As long as global interest rates remain very low, as they are today, the cost of holding the yellow metal will be negligible.
Janet Yellen, Chairwoman of the US Federal Reserve, continues to offer an upbeat view of the American economy, but has signaled a dovish stance regarding future rate increases.
This suggests that the number of US hikes this year may be below previous expectations, while European interest rates remain in negative territory.
Globally low rates will therefore continue to prove positive for gold.
This brings us to the dollar, the world’s most important reserve currency and a direct competitor to gold. When the USD weakens, investors tend to flock to gold as a safe haven.
Likewise, when the American economy exhibits inflationary trends – diminishing the spending power of the USD – investors are also more inclined to purchase gold.
Recently, the US has witnessed a return to such trends, with the measure for core inflation increasing to 2.3% in the 12 months through February 2016. The Federal Reserve’s own preferred benchmark – the core personal consumption expenditures index – was up 1.7% over the same period.

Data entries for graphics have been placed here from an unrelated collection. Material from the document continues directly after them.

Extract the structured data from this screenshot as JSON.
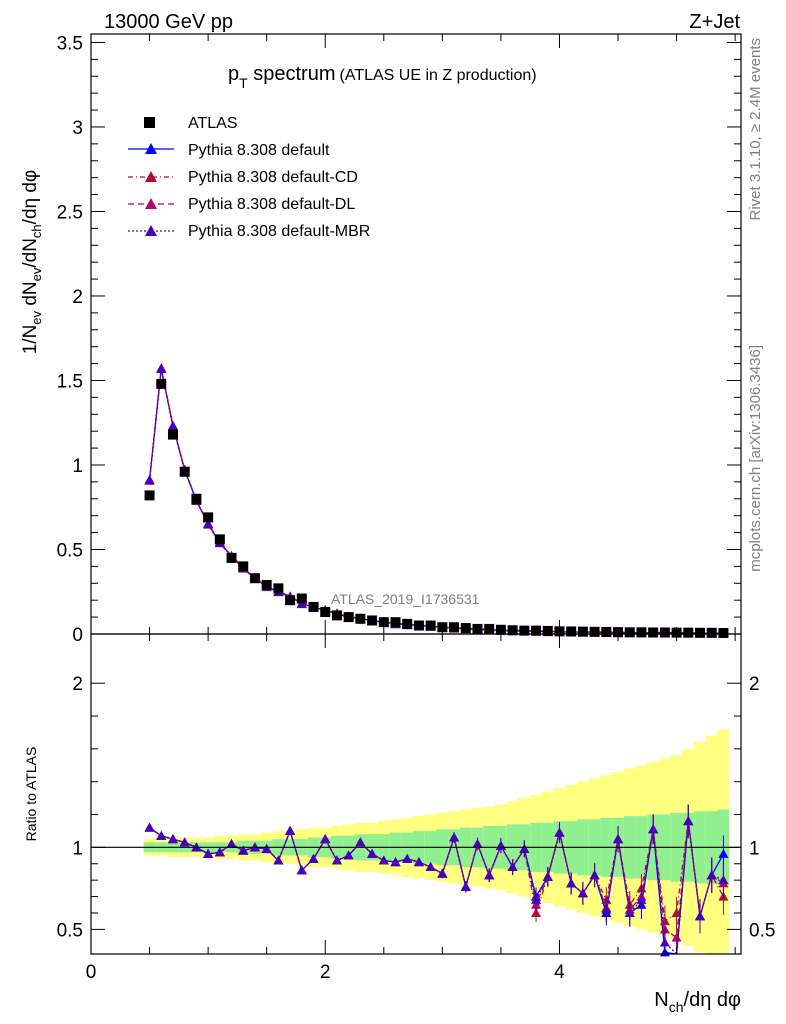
{
  "header": {
    "left": "13000 GeV pp",
    "right": "Z+Jet"
  },
  "side_labels": {
    "rivet": "Rivet 3.1.10, ≥ 2.4M events",
    "mcplots": "mcplots.cern.ch [arXiv:1306.3436]"
  },
  "watermark": "ATLAS_2019_I1736531",
  "chart_data": [
    {
      "panel": "main",
      "type": "scatter",
      "title_main": "p",
      "title_sub": "T",
      "title_rest": " spectrum",
      "title_paren": "(ATLAS UE in Z production)",
      "ylabel": "1/N_ev dN_ev/dN_ch/dη dφ",
      "ylabel_parts": [
        "1/N",
        "ev",
        " dN",
        "ev",
        "/dN",
        "ch",
        "/dη dφ"
      ],
      "xlim": [
        0,
        5.55
      ],
      "ylim": [
        0,
        3.55
      ],
      "yticks": [
        "0",
        "0.5",
        "1",
        "1.5",
        "2",
        "2.5",
        "3",
        "3.5"
      ],
      "ytick_values": [
        0,
        0.5,
        1,
        1.5,
        2,
        2.5,
        3,
        3.5
      ],
      "legend": {
        "position": "top-left",
        "entries": [
          "ATLAS",
          "Pythia 8.308 default",
          "Pythia 8.308 default-CD",
          "Pythia 8.308 default-DL",
          "Pythia 8.308 default-MBR"
        ]
      },
      "colors": {
        "data": "#000000",
        "default": "#0000ff",
        "cd": "#aa1133",
        "dl": "#bb0066",
        "mbr": "#4400bb"
      },
      "x": [
        0.5,
        0.6,
        0.7,
        0.8,
        0.9,
        1.0,
        1.1,
        1.2,
        1.3,
        1.4,
        1.5,
        1.6,
        1.7,
        1.8,
        1.9,
        2.0,
        2.1,
        2.2,
        2.3,
        2.4,
        2.5,
        2.6,
        2.7,
        2.8,
        2.9,
        3.0,
        3.1,
        3.2,
        3.3,
        3.4,
        3.5,
        3.6,
        3.7,
        3.8,
        3.9,
        4.0,
        4.1,
        4.2,
        4.3,
        4.4,
        4.5,
        4.6,
        4.7,
        4.8,
        4.9,
        5.0,
        5.1,
        5.2,
        5.3,
        5.4
      ],
      "series": [
        {
          "name": "ATLAS",
          "values": [
            0.82,
            1.48,
            1.18,
            0.96,
            0.8,
            0.69,
            0.56,
            0.45,
            0.4,
            0.33,
            0.29,
            0.27,
            0.2,
            0.21,
            0.16,
            0.13,
            0.11,
            0.1,
            0.09,
            0.08,
            0.07,
            0.07,
            0.06,
            0.05,
            0.05,
            0.04,
            0.04,
            0.035,
            0.03,
            0.03,
            0.025,
            0.022,
            0.02,
            0.02,
            0.018,
            0.016,
            0.015,
            0.014,
            0.013,
            0.012,
            0.011,
            0.01,
            0.01,
            0.009,
            0.009,
            0.008,
            0.008,
            0.007,
            0.007,
            0.006
          ]
        },
        {
          "name": "Pythia 8.308 default",
          "values": [
            0.91,
            1.57,
            1.23,
            0.97,
            0.79,
            0.65,
            0.54,
            0.46,
            0.39,
            0.33,
            0.28,
            0.25,
            0.22,
            0.18,
            0.16,
            0.14,
            0.12,
            0.1,
            0.09,
            0.08,
            0.07,
            0.06,
            0.055,
            0.05,
            0.045,
            0.04,
            0.035,
            0.031,
            0.028,
            0.025,
            0.022,
            0.02,
            0.018,
            0.016,
            0.014,
            0.013,
            0.012,
            0.011,
            0.01,
            0.009,
            0.008,
            0.008,
            0.007,
            0.007,
            0.006,
            0.006,
            0.005,
            0.005,
            0.005,
            0.004
          ]
        },
        {
          "name": "Pythia 8.308 default-CD",
          "values": [
            0.91,
            1.57,
            1.23,
            0.97,
            0.79,
            0.65,
            0.54,
            0.46,
            0.39,
            0.33,
            0.28,
            0.25,
            0.22,
            0.18,
            0.16,
            0.14,
            0.12,
            0.1,
            0.09,
            0.08,
            0.07,
            0.06,
            0.055,
            0.05,
            0.045,
            0.04,
            0.035,
            0.031,
            0.028,
            0.025,
            0.022,
            0.02,
            0.018,
            0.016,
            0.014,
            0.013,
            0.012,
            0.011,
            0.01,
            0.009,
            0.008,
            0.008,
            0.007,
            0.007,
            0.006,
            0.006,
            0.005,
            0.005,
            0.005,
            0.004
          ]
        },
        {
          "name": "Pythia 8.308 default-DL",
          "values": [
            0.91,
            1.57,
            1.23,
            0.97,
            0.79,
            0.65,
            0.54,
            0.46,
            0.39,
            0.33,
            0.28,
            0.25,
            0.22,
            0.18,
            0.16,
            0.14,
            0.12,
            0.1,
            0.09,
            0.08,
            0.07,
            0.06,
            0.055,
            0.05,
            0.045,
            0.04,
            0.035,
            0.031,
            0.028,
            0.025,
            0.022,
            0.02,
            0.018,
            0.016,
            0.014,
            0.013,
            0.012,
            0.011,
            0.01,
            0.009,
            0.008,
            0.008,
            0.007,
            0.007,
            0.006,
            0.006,
            0.005,
            0.005,
            0.005,
            0.004
          ]
        },
        {
          "name": "Pythia 8.308 default-MBR",
          "values": [
            0.91,
            1.57,
            1.23,
            0.97,
            0.79,
            0.65,
            0.54,
            0.46,
            0.39,
            0.33,
            0.28,
            0.25,
            0.22,
            0.18,
            0.16,
            0.14,
            0.12,
            0.1,
            0.09,
            0.08,
            0.07,
            0.06,
            0.055,
            0.05,
            0.045,
            0.04,
            0.035,
            0.031,
            0.028,
            0.025,
            0.022,
            0.02,
            0.018,
            0.016,
            0.014,
            0.013,
            0.012,
            0.011,
            0.01,
            0.009,
            0.008,
            0.008,
            0.007,
            0.007,
            0.006,
            0.006,
            0.005,
            0.005,
            0.005,
            0.004
          ]
        }
      ]
    },
    {
      "panel": "ratio",
      "type": "line",
      "ylabel": "Ratio to ATLAS",
      "xlabel_parts": [
        "N",
        "ch",
        "/dη dφ"
      ],
      "xlim": [
        0,
        5.55
      ],
      "ylim": [
        0.35,
        2.3
      ],
      "xticks": [
        "0",
        "2",
        "4"
      ],
      "xtick_values": [
        0,
        2,
        4
      ],
      "yticks": [
        "0.5",
        "1",
        "2"
      ],
      "ytick_values": [
        0.5,
        1,
        2
      ],
      "x": [
        0.5,
        0.6,
        0.7,
        0.8,
        0.9,
        1.0,
        1.1,
        1.2,
        1.3,
        1.4,
        1.5,
        1.6,
        1.7,
        1.8,
        1.9,
        2.0,
        2.1,
        2.2,
        2.3,
        2.4,
        2.5,
        2.6,
        2.7,
        2.8,
        2.9,
        3.0,
        3.1,
        3.2,
        3.3,
        3.4,
        3.5,
        3.6,
        3.7,
        3.8,
        3.9,
        4.0,
        4.1,
        4.2,
        4.3,
        4.4,
        4.5,
        4.6,
        4.7,
        4.8,
        4.9,
        5.0,
        5.1,
        5.2,
        5.3,
        5.4
      ],
      "band_stat_half": [
        0.03,
        0.03,
        0.03,
        0.03,
        0.03,
        0.03,
        0.03,
        0.03,
        0.04,
        0.04,
        0.04,
        0.05,
        0.05,
        0.05,
        0.06,
        0.06,
        0.07,
        0.07,
        0.08,
        0.08,
        0.08,
        0.09,
        0.09,
        0.1,
        0.1,
        0.11,
        0.11,
        0.12,
        0.12,
        0.13,
        0.13,
        0.14,
        0.14,
        0.15,
        0.15,
        0.16,
        0.16,
        0.17,
        0.17,
        0.18,
        0.18,
        0.19,
        0.19,
        0.2,
        0.2,
        0.21,
        0.21,
        0.22,
        0.22,
        0.23
      ],
      "band_total_half": [
        0.05,
        0.05,
        0.06,
        0.06,
        0.06,
        0.06,
        0.07,
        0.07,
        0.08,
        0.08,
        0.09,
        0.1,
        0.1,
        0.11,
        0.12,
        0.12,
        0.13,
        0.14,
        0.15,
        0.15,
        0.16,
        0.17,
        0.18,
        0.19,
        0.2,
        0.21,
        0.22,
        0.23,
        0.24,
        0.25,
        0.26,
        0.28,
        0.3,
        0.32,
        0.34,
        0.36,
        0.38,
        0.4,
        0.42,
        0.44,
        0.46,
        0.48,
        0.5,
        0.52,
        0.54,
        0.56,
        0.6,
        0.64,
        0.68,
        0.72
      ],
      "series": [
        {
          "name": "Pythia 8.308 default",
          "values": [
            1.12,
            1.07,
            1.05,
            1.03,
            1.0,
            0.96,
            0.97,
            1.02,
            0.98,
            1.0,
            0.99,
            0.92,
            1.1,
            0.86,
            0.93,
            1.05,
            0.92,
            0.95,
            1.03,
            0.96,
            0.92,
            0.91,
            0.93,
            0.91,
            0.88,
            0.84,
            1.06,
            0.76,
            1.02,
            0.83,
            1.01,
            0.88,
            0.99,
            0.7,
            0.82,
            1.09,
            0.78,
            0.72,
            0.83,
            0.6,
            1.05,
            0.6,
            0.65,
            1.11,
            0.36,
            0.25,
            1.16,
            0.58,
            0.83,
            0.96
          ]
        },
        {
          "name": "Pythia 8.308 default-CD",
          "values": [
            1.12,
            1.07,
            1.05,
            1.03,
            1.0,
            0.96,
            0.97,
            1.02,
            0.98,
            1.0,
            0.99,
            0.92,
            1.1,
            0.86,
            0.93,
            1.05,
            0.92,
            0.95,
            1.03,
            0.96,
            0.92,
            0.91,
            0.93,
            0.91,
            0.88,
            0.84,
            1.06,
            0.76,
            1.02,
            0.83,
            1.01,
            0.88,
            0.99,
            0.6,
            0.82,
            1.09,
            0.78,
            0.72,
            0.83,
            0.68,
            1.05,
            0.65,
            0.75,
            1.11,
            0.55,
            0.6,
            1.16,
            0.58,
            0.83,
            0.7
          ]
        },
        {
          "name": "Pythia 8.308 default-DL",
          "values": [
            1.12,
            1.07,
            1.05,
            1.03,
            1.0,
            0.96,
            0.97,
            1.02,
            0.98,
            1.0,
            0.99,
            0.92,
            1.1,
            0.86,
            0.93,
            1.05,
            0.92,
            0.95,
            1.03,
            0.96,
            0.92,
            0.91,
            0.93,
            0.91,
            0.88,
            0.84,
            1.06,
            0.76,
            1.02,
            0.83,
            1.01,
            0.88,
            0.99,
            0.65,
            0.82,
            1.09,
            0.78,
            0.72,
            0.83,
            0.63,
            1.05,
            0.62,
            0.7,
            1.11,
            0.5,
            0.45,
            1.16,
            0.58,
            0.83,
            0.78
          ]
        },
        {
          "name": "Pythia 8.308 default-MBR",
          "values": [
            1.12,
            1.07,
            1.05,
            1.03,
            1.0,
            0.96,
            0.97,
            1.02,
            0.98,
            1.0,
            0.99,
            0.92,
            1.1,
            0.86,
            0.93,
            1.05,
            0.92,
            0.95,
            1.03,
            0.96,
            0.92,
            0.91,
            0.93,
            0.91,
            0.88,
            0.84,
            1.06,
            0.76,
            1.02,
            0.83,
            1.01,
            0.88,
            0.99,
            0.68,
            0.82,
            1.09,
            0.78,
            0.72,
            0.83,
            0.62,
            1.05,
            0.6,
            0.68,
            1.11,
            0.42,
            0.3,
            1.16,
            0.58,
            0.83,
            0.8
          ]
        }
      ]
    }
  ]
}
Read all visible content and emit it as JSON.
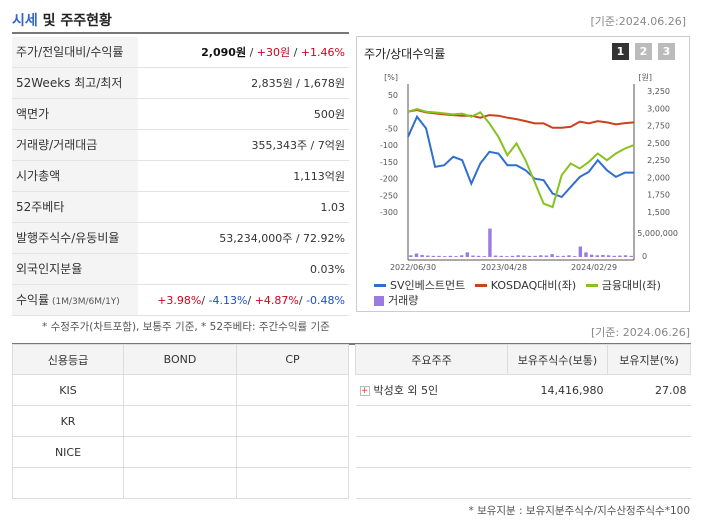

As just mentioned, the Fed looks to be in no hurry to unleash a set of rate hikes. That mismatch between rising inflation and stubbornly low interest rates would consequently weaken the USD.
Meanwhile, European Central Bank President Mario Draghi recently suggested that Europe may be near the bottom on rates – causing the euro to post gains against all other currencies, including the USD.
Given that investors are today mostly USD overweight, the greenback can only strengthen further if it is supported by better news. So far, that hasn’t happened.
Fundamentals such as current accounts and budget deficits now favor Europe versus the US. The only way to balance that difference would be a steady flow of capital towards the United States. At a time when America’s trade deficit continues to widen – reaching $47.1 billion in February – capital is flowing in precisely the opposite direction.
The upshot is that the greenback may be in for further weakening, again proving positive for gold.
While investor appetite for gold may increase, demand for the physical metal remains somewhat sluggish, especially in Asia, where both private and state purchases have been limited.
As the earlier drop in prices was not severe enough to reduce commercial production, global physical stocks won’t be depleted anytime soon.
Finally, and perhaps most importantly in the current context, we have to consider gold’s role as an insurance policy against market volatility.
Often described as the pessimist’s investment, gold provides comfort to those made nervous by the two recent major shocks to global equity markets.
Given that the roller-coaster performance of equities is likely to be prolonged, we see one more reason to believe that there is significant scope for further appreciation in the price of gold.